Antonio Murado, Galería Vilaseco. A Coruña, hasta finales de enero

¿Una primera impresión de materiales de desecho? No exactamente, más bien resaltan en esta exposición la rotundidad de los materiales, bastidores, lienzos y mezclas espesas de color. Es como si en este trabajo de Murado se tratara de eliminar lo accesorio para dejar hablar a las manchas, la herrumbre, el lienzo viejo, las formas lentas de la madera. Es cierto que cuando Murado se extiende sobre un color puro y liso -teja, verde pastel- el resultado es espléndido, refulgente, pero eso no deja de hacerse en medio de un envoltorio irregular donde la impresión de cierta antigüedad predomina. Hasta la pátina del color tiene una densidad de heráldica medieval, por donde podría haber ecos de musgo.

El pintor reconoce que ha estado largo tiempo volviendo a estos cuadros para mirar detenidamente, retomar direcciones y recordar sensaciones. Toda su exposición recuerda la monumental mezcla de modernidad y ruina que vemos en las afueras de nuestras grandes ciudades, sean americanas o europeas. El tamaño de los lienzos facilita una buena relación con el óxido de vivencias anteriores.

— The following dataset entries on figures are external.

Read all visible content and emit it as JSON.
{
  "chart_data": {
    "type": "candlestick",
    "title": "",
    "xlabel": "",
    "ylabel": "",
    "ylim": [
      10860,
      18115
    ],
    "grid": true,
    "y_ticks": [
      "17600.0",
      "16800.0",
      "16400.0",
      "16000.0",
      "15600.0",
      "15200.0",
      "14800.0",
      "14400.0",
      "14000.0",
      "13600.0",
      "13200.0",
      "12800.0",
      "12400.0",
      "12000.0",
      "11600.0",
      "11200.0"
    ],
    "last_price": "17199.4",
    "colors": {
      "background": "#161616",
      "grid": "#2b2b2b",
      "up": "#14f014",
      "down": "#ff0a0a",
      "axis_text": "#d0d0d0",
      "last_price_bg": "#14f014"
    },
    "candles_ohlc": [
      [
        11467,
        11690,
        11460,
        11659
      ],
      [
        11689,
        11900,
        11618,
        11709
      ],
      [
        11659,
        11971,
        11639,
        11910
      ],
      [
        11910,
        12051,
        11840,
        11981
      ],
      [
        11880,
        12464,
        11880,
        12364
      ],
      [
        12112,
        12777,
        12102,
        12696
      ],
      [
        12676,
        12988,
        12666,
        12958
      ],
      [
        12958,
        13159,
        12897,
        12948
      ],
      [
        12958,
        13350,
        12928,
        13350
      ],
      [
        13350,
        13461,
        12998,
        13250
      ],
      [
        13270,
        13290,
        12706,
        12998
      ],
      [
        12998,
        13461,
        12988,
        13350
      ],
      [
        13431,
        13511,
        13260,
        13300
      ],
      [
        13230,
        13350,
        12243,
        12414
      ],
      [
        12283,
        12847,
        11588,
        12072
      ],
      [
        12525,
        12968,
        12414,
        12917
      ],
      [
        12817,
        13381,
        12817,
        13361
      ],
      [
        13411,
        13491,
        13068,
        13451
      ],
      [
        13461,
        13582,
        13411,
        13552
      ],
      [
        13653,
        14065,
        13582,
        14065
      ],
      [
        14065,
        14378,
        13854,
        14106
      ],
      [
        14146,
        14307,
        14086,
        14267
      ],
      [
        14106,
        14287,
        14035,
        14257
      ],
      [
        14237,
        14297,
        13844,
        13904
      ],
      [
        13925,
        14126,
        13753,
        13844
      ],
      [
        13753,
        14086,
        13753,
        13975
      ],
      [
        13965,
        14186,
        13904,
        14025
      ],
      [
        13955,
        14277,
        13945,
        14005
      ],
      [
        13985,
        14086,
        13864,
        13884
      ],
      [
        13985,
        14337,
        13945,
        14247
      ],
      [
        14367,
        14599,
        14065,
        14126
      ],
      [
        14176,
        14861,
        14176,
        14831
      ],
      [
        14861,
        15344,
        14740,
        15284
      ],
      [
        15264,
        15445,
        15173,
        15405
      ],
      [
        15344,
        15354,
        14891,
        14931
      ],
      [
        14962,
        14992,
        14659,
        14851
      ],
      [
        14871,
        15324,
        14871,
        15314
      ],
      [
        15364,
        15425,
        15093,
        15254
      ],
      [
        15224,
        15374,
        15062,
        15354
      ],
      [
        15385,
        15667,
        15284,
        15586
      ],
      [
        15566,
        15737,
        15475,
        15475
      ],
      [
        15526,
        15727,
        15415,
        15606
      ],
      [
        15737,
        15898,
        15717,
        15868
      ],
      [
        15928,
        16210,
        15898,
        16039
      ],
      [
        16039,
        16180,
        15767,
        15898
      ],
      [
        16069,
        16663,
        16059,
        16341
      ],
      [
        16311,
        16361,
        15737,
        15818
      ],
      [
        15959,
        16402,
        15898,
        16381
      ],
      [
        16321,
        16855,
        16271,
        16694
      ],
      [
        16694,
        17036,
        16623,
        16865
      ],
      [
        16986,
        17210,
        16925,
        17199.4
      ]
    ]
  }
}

Madera de bastidores, grapas, lonas dobladas y tejidas. El propio lienzo sobre el que se pinta podría ser ya usado. Los colores lisos alternan con los carcomidos, a veces con un cierto deshilachado en los bordes. Todo este trabajo de Murado, siendo a la vez muy estético, tiene buena relación con lo feo, con la deformidad que es intrínseca a la especie y a cualquiera antropología de lo popular.

Las superficies de Murado son irregulares, como si fueran trozos arrancados de un sueño mayor y distinto, fragmentos de un gran libro destripado. Como fragmentos de un territorio, en esas superficies es difícil calcular el área y las dimensiones. Más que grandes ventanales que se abren afuera, los cuadros parecen solo dar a sí mismos, como si el lienzo estuviera saturado de un mundo formal y cromático que se condensa ahí, intentando salir por un vórtice. Lienzo insinúa la aproximación a algo enterrado, la leyenda de un cofre que deberíamos abrir. Pero se dijo que tal vez el tesoro está en cavar, en escarbar con la mirada, no tanto en esperar un supuesto relumbre final. Quizá por esto la exposición de Murado sugiere un aire de taller, ocupado por obras que están en proceso, perpetuamente inacabadas.

Lo que vemos no es quizá tanto otra reflexión sobre la pintura como una meditación sobre lo real, un misterio sensible que es revisitado de nuevo, y revitalizado, usando la contundencia de materiales de hoy mezclados con una borrosa referencia a algunos clásicos de la pintura. Entiendo que los guiños al pasado -Goya- son no solo un homenaje a los grandes maestros, sino también un homenaje a una pregunta común que, acerca de la vida, permanece entre los humanos. Es acaso por el sentido de esta atemporal interrogación común que el pintor reconoce que hay que tratar igual a Picasso que a un zapatero.